But I will also say that so much of the way Hunter Hunter works and the way that like a lot of shonen works is it uses
um individual conflicts as the levers to like turn the the the um
like larger conflicts of the world on i mean the uh battle for uh the battle inside the palace is a battle for the future of humanity but at the same time it's like eight people doing it uh I think it is notable that while the eight people are doing it, like millions of amassed humans are kind of standing hypnotized and and passive outside.
But it really does sort of give credence to what Natero is saying there in his final moments.
Really, depending on either way you choose to read it after what Tom has said,
that then, you know, we have those remarkable like documentary footage shots of the bombs falling from planes and of being constructed.
It's that sort of like
like the camera lens clicking out one level further and saying what Natero said was true.
This is a story about eight people fighting for humanity, but it is also the broader scope of like human mass production and human like mass culture.
It's interesting because
there are a handful of other moments where mass production pop up.
And it's things like...
It's things like,
oh my God, what's the
gyro producing and distributing the drugs.

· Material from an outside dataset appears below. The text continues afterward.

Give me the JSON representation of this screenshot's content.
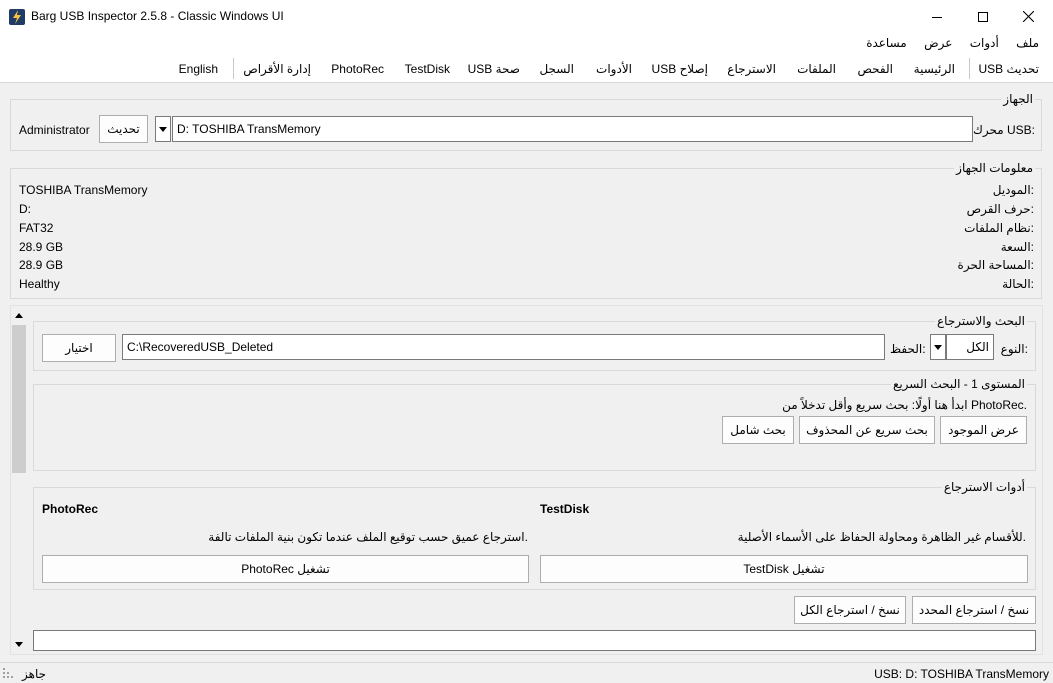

It's things like the NGL being like, no weapons, no technology is allowed here.
We have weapons and computers at our base, right?
That's not mass production, but there is a sort of control of production happening there.

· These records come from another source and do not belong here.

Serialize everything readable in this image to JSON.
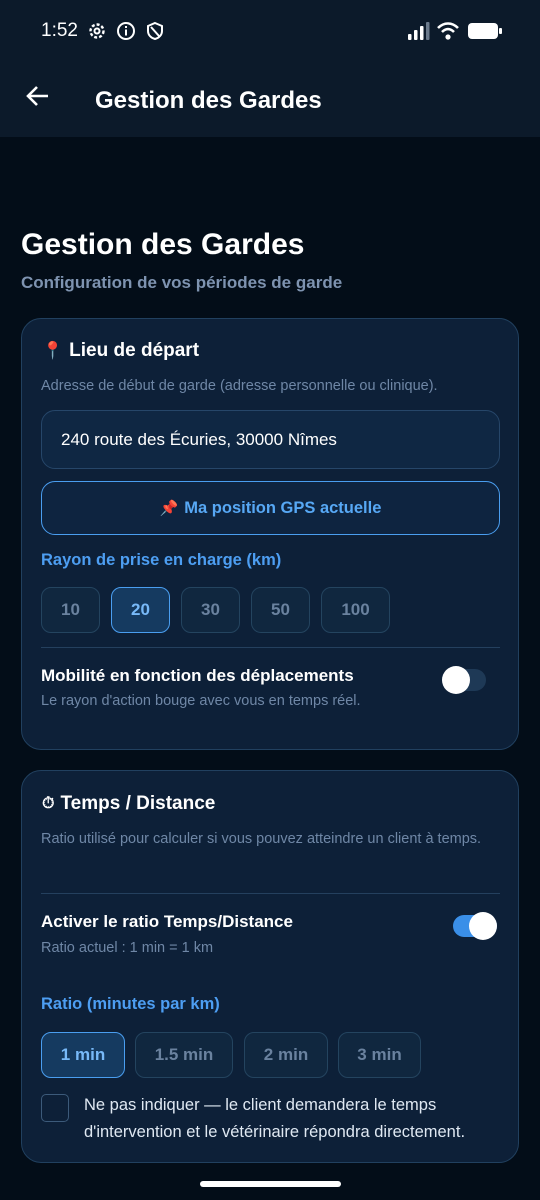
{
  "status_bar": {
    "time": "1:52",
    "left_icons": [
      "gear-icon",
      "info-icon",
      "shield-icon"
    ],
    "right_icons": [
      "signal-icon",
      "wifi-icon",
      "battery-icon"
    ]
  },
  "app_bar": {
    "back_icon": "arrow-left-icon",
    "title": "Gestion des Gardes"
  },
  "page": {
    "title": "Gestion des Gardes",
    "subtitle": "Configuration de vos périodes de garde"
  },
  "departure_card": {
    "emoji": "📍",
    "title": "Lieu de départ",
    "description": "Adresse de début de garde (adresse personnelle ou clinique).",
    "address_value": "240 route des Écuries, 30000 Nîmes",
    "gps_emoji": "📌",
    "gps_button_label": "Ma position GPS actuelle",
    "radius_label": "Rayon de prise en charge (km)",
    "radius_options": [
      "10",
      "20",
      "30",
      "50",
      "100"
    ],
    "radius_selected": "20",
    "mobility_title": "Mobilité en fonction des déplacements",
    "mobility_subtitle": "Le rayon d'action bouge avec vous en temps réel.",
    "mobility_enabled": false
  },
  "time_card": {
    "emoji": "⏱",
    "title": "Temps / Distance",
    "description": "Ratio utilisé pour calculer si vous pouvez atteindre un client à temps.",
    "ratio_toggle_title": "Activer le ratio Temps/Distance",
    "ratio_toggle_subtitle": "Ratio actuel : 1 min = 1 km",
    "ratio_enabled": true,
    "ratio_label": "Ratio (minutes par km)",
    "ratio_options": [
      "1 min",
      "1.5 min",
      "2 min",
      "3 min"
    ],
    "ratio_selected": "1 min",
    "no_indicate_text": "Ne pas indiquer — le client demandera le temps d'intervention et le vétérinaire répondra directement.",
    "no_indicate_checked": false
  },
  "colors": {
    "background": "#030d18",
    "card": "#0d2038",
    "accent": "#4a9ef0",
    "muted_text": "#6f87a6"
  }
}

Well, they also had like AK-47s down there.
That's right, as I said, weapons.
Yeah, yeah, yeah.
Well, and I think the other half of this that I think is probably important in any sort of reading of it is to complete the schematic, because if on one hand is the
rows, the poor man's rose, the other side, and if that's like the vision of
mass production, of
empire and capitals, control over technology, blah, blah, blah, blah.
Then we also have to account for, you talked about the passivity of the people there
in the kind of
big courtyard in front of the palace.
But that passivity kind of goes beyond that because there is also the sort of pastoral purity of the village where Shidori and
Colt are from.
There is the sort of purity of Whale Island separated from the world.
All of these places that are like
positioned as incorrupt or uncorrupt, or certainly not incorruptible, because they're certainly touchable.
The Whale Island feels like it's so removed from the world.
It's Arcadia, it's Eden, it's right.
And I think it gets complex when you start going down that road and you start asking who has agency and you start trying to figure out what happens there.
And
I don't know that it is as easily readable as a strong critique if you also have to account for there are these places where these people barely count as people right we this comes into the hunter hunt only hunters count as people thing to some degree right um i'm not saying you can't do that analysis i think you probably can but you then have to contend with these poor motherfuckers don't even know that what the world is right um right uh which is a this is like a classic problem of marxist cultural critique is
if you have to deal with the false consciousness problem, you have to deal with this notion that people don't understand what they're in.
And in doing that, you can often dehumanize the very people that you're trying to write in
defense of.
And so I'm just saying it's a complex thing to, it's a complex road to walk down.
I don't think that there's an easy read that doesn't end up stumbling you towards some other stuff unless you carve away and say, I don't want to talk about,
you know, here's another one.
Let's talk about Whale Island.
I don't want to talk about Whale Island.
I don't want to talk about there being a place called the dark continent that we're all afraid of, right?
Like, which we'll have to cross.
You know, I'm going to read and I'm curious where we go.
You know, oh, the chimera ants come from a place called the dark continent?
Weird.
Okay.
So like that, that stuff ends up getting naughty in a way that is
complex, I think.
So, but it's interesting.
And I think that there is something there to work through.
I just don't, I don't have it all yet.
I have to finish.
I got to read more.
Yeah.
God.
But good luck.
How would you instead like to read about Internecine Freak War?
Because that's what Tagashi decided to do.
As far as I am aware, it does seem to shift.
Be like, nope, we're talking about this for as long as it takes.
Okay.
A tiny note from the
Jump Ryu interview.
There were two things that I thought were so Tagashi.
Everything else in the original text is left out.